In 2017, a paper titled "Attention Is All You Need" changed the trajectory of deep learning. The Transformer architecture it introduced isn't just the backbone of GPT, BERT, Claude, and every major LLM today — it's also the foundation for vision models (ViT), audio models (Whisper), and multimodal architectures.
But here's the catch: most tutorials skip the "why" and jump straight to the "how." You get a diagram of Q, K, V, a few equations, and a "just trust me, it works."
This article takes the opposite approach. We'll build the Transformer from first principles — starting with the problem it solves, then layering each component one by one, with visuals and runnable code.
1. The Problem: Why RNNs Hit a Wall
Before Transformers, sequence modeling meant Recurrent Neural Networks (RNNs), LSTMs, and GRUs. These architectures process tokens one at a time:
Input: "The cat sat on the ..."
RNN: h₀ → h₁ → h₂ → h₃ → h₄ → ...
(sequential — each step waits for the previous one)

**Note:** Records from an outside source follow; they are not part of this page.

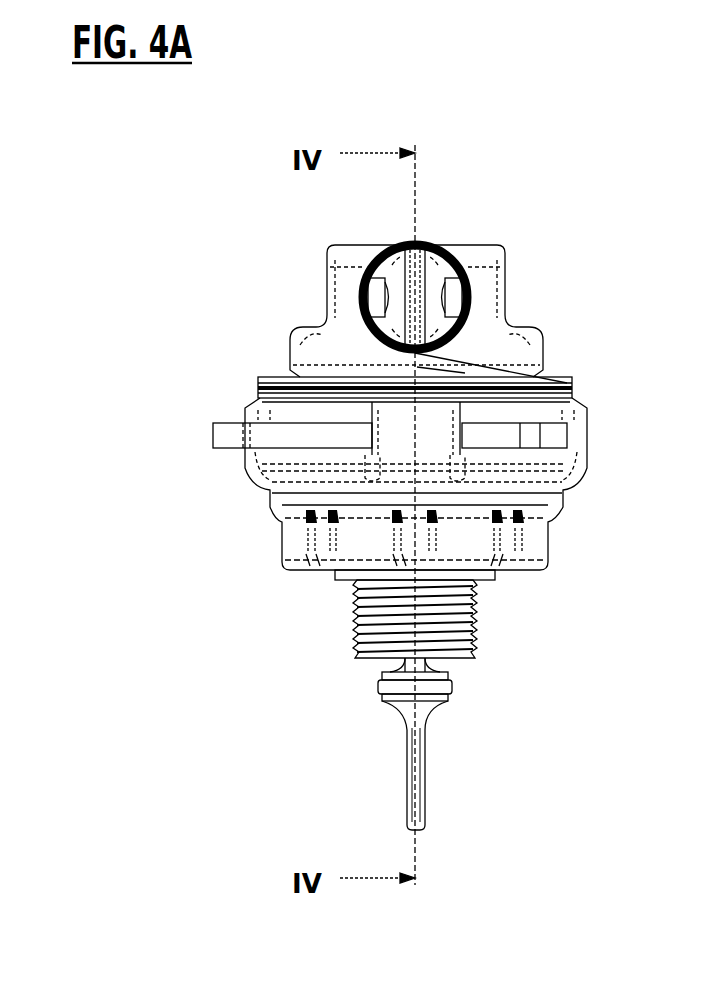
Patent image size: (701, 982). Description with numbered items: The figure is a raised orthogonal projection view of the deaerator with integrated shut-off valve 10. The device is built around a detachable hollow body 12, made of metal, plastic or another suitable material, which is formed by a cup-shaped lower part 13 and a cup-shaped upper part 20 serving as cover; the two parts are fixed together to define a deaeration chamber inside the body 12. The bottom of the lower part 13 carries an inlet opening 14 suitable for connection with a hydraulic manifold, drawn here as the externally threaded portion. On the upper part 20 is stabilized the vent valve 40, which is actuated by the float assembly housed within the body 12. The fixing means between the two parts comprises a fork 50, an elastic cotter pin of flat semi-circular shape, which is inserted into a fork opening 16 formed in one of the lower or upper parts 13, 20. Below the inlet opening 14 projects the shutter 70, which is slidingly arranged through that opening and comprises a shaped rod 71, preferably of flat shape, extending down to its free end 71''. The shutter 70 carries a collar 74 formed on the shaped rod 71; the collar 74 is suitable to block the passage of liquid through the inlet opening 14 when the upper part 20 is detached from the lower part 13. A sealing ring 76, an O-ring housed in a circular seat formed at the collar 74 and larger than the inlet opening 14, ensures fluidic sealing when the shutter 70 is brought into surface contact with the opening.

The deaerator with integrated shut-off valve 10 is at (545, 138).
The vent valve 40 is at (423, 244).
The upper part 20 is at (485, 288).
The hollow body 12 is at (262, 377).
The fork opening 16 is at (545, 438).
The fork 50 is at (227, 440).
The lower part 13 is at (547, 563).
The inlet opening 14 is at (474, 657).
The sealing ring 76 is at (453, 689).
The collar 74 is at (403, 705).
The shaped rod 71 is at (364, 776).
The shutter 70 is at (427, 762).
The free end 71'' is at (536, 853).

This has two fundamental limitations:
① Sequential bottleneck. Token #100 can't be processed until tokens #1–99 are done. No parallelism = slow training, especially on GPUs that thrive on parallel computation.
② Long-range forgetting. In theory, an LSTM can remember information for hundreds of steps. In practice, by step 50, the signal from step 1 has degraded significantly. The model struggles to connect "She was born in Paris" with "She speaks fluent ___" when there are 30 tokens in between.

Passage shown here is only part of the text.